2. Stephen Stills – The Shape-Shifter
Unlike the archetypal loud character of the genre, Stephen Stills is a rather mellow giant of Americana, who rarely leaves out folk, country, and blues from his works. The productions of Buffalo Springfield, Crosby, Stills & Nash (and sometimes Young), and particularly Manassas were albums that were hard to describe as a certain style. His instrumental and lyrical skills spread over various genres like a ripple, and thus, he remains one of the most stylistically diverse writers of Americana.

1. The Byrds – The Founding Fathers
The Byrds did everything first. Their 12-string jangle not only created folk-rock with Dylan covers, but every band that followed pretty much had the opportunity to take the psychedelic or country direction, or merge the two and find an Americana influence. Their genre-busting approach, from psychedelia to bluegrass, was the basis of Americana as a playground for redefinition. It is without The Byrds that the genre would be radically different, if it even still existed.
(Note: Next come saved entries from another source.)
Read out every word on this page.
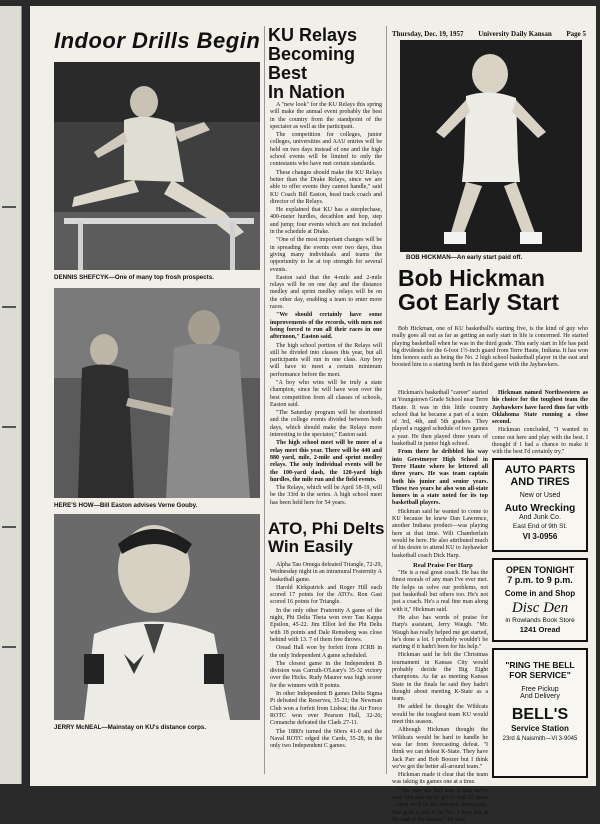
Indoor Drills Begin
DENNIS SHEFCYK—One of many top frosh prospects.
HERE'S HOW—Bill Easton advises Verne Gouby.
JERRY McNEAL—Mainstay on KU's distance corps.
KU Relays
Becoming Best
In Nation

A "new look" for the KU Relays this spring will make the annual event probably the best in the country from the standpoint of the spectator as well as the participant.

The competition for colleges, junior colleges, universities and AAU entries will be held on two days instead of one and the high school events will be limited to only the contestants who have met certain standards.

These changes should make the KU Relays better than the Drake Relays, since we are able to offer events they cannot handle," said KU Coach Bill Easton, head track coach and director of the Relays.

He explained that KU has a steeplechase, 400-meter hurdles, decathlon and hop, step and jump; four events which are not included in the schedule at Drake.

"One of the most important changes will be in spreading the events over two days, thus giving many individuals and teams the opportunity to be at top strength for several events.

Easton said that the 4-mile and 2-mile relays will be on one day and the distance medley and sprint medley relays will be on the other day, enabling a team to enter more races.

"We should certainly have some improvements of the records, with men not being forced to run all their races in one afternoon," Easton said.

The high school portion of the Relays will still be divided into classes this year, but all participants will run in one class. Any boy will have to meet a certain minimum performance before the meet.

"A boy who wins will be truly a state champion, since he will have won over the best competition from all classes of schools, Easton said.

"The Saturday program will be shortened and the college events divided between both days, which should make the Relays more interesting to the spectator," Easton said.

The high school meet will be more of a relay meet this year. There will be 440 and 880 yard, mile, 2-mile and sprint medley relays. The only individual events will be the 100-yard dash, the 120-yard high hurdles, the mile run and the field events.

The Relays, which will be April 18-19, will be the 33rd in the series. A high school meet has been held here for 54 years.

ATO, Phi Delts
Win Easily

Alpha Tau Omega defeated Triangle, 72-29, Wednesday night in an intramural Fraternity A basketball game.

Harold Kirkpatrick and Roger Hill each scored 17 points for the ATO's. Ron Gast scored 16 points for Triangle.

In the only other Fraternity A game of the night, Phi Delta Theta won over Tau Kappa Epsilon, 45-22. Jim Elliot led the Phi Delts with 18 points and Dale Remsberg was close behind with 13. 7 of them free throws.

Oread Hall won by forfeit from JCRB in the only Independent A game scheduled.

The closest game in the Independent B division was Carruth-O'Leary's 35-32 victory over the Hicks. Rudy Maurer was high scorer for the winners with 8 points.

In other Independent B games Delta Sigma Pi defeated the Reserves, 35-21; the Newman Club won a forfeit from Lisboa; the Air Force ROTC won over Pearson Hall, 32-26; Comanche defeated the Clads 27-11.

The 1880's turned the 60ers 41-0 and the Naval ROTC edged the Cards, 35-28, in the only two Independent C games.

Thursday, Dec. 19, 1957 University Daily Kansan Page 5
BOB HICKMAN—An early start paid off.
Bob Hickman
Got Early Start

Bob Hickman, one of KU basketball's starting five, is the kind of guy who really goes all out as far as getting an early start in life is concerned. He started playing basketball when he was in the third grade. This early start in life has paid big dividends for the 6-foot 1½-inch guard from Terre Haute, Indiana. It has won him honors such as being the No. 2 high school basketball player in the east and boosted him to a starting berth in his third game with the Jayhawkers.

Hickman's basketball "career" started at Youngstown Grade School near Terre Haute. It was in this little country school that he became a part of a team of 3rd, 4th, and 5th graders. They played a rugged schedule of two games a year. He then played three years of basketball in junior high school.

From there he dribbled his way into Gerstmeyer High School in Terre Haute where he lettered all three years. He was team captain both his junior and senior years. These two years he also won all-state honors in a state noted for its top basketball players.

Hickman said he wanted to come to KU because he knew Dan Lawrence, another Indiana product—was playing here at that time. Wilt Chamberlain would be here. He also attributed much of his desire to attend KU to Jayhawker basketball coach Dick Harp.

Real Praise For Harp

"He is a real great coach. He has the finest morals of any man I've ever met. He helps us solve our problems, not just basketball but others too. He's not just a coach. He's a real fine man along with it," Hickman said.

He also has words of praise for Harp's assistant, Jerry Waugh. "Mr. Waugh has really helped me get started, he's done a lot. I probably wouldn't be starting if it hadn't been for his help."

Hickman said he felt the Christmas tournament in Kansas City would probably decide the Big Eight champions. As far as meeting Kansas State in the finals he said they hadn't thought about meeting K-State as a team.

He added he thought the Wildcats would be the toughest team KU would meet this season.

Although Hickman thought the Wildcats would be hard to handle he was far from forecasting defeat. "I think we can defeat K-State. They have Jack Parr and Bob Boozer but I think we've got the better all-around team."

Hickman made it clear that the team was taking its games one at a time.

"The way we feel now is that we've won five and we've got to win 22 more—then we'll be the national champions. Our goal is not to be No. 1 now but at the end of the season," he said.

Hickman named Northwestern as his choice for the toughest team the Jayhawkers have faced thus far with Oklahoma State running a close second.

Hickman concluded, "I wanted to come out here and play with the best. I thought if I had a chance to make it with the best I'd certainly try."

AUTO PARTS
AND TIRES
New or Used
Auto Wrecking
And Junk Co.
East End of 9th St.
VI 3-0956
OPEN TONIGHT
7 p.m. to 9 p.m.
Come in and Shop
Disc Den
in Rowlands Book Store
1241 Oread
"RING THE BELL
FOR SERVICE"
Free Pickup
And Delivery
BELL'S
Service Station
23rd & Naismith—VI 3-9045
Honorable Mention: The Long Ryders
Although they are not among the top 10, The Long Ryders deserve a shout-out. Their 1984 debut, Native Sons, combined elements of traditional roots rock and the emerging Americana scene, and bands like Uncle Tupelo and The Jayhawks were heavily influenced by them. They still make music (Psychedelic Country Soul, September November) that enlightens the genre like they did back then, no compromising on the quality of the genre.

The Long Ryders were not just musicians; they were the ones who redefined American roots music with their new conceptualization. Collectively, they brought to life the massive, genre-bending house we know as Americana, and the new-coming artists are still there. Whether you are a longtime die-hard or just a newbie, these are the inevitable milestones.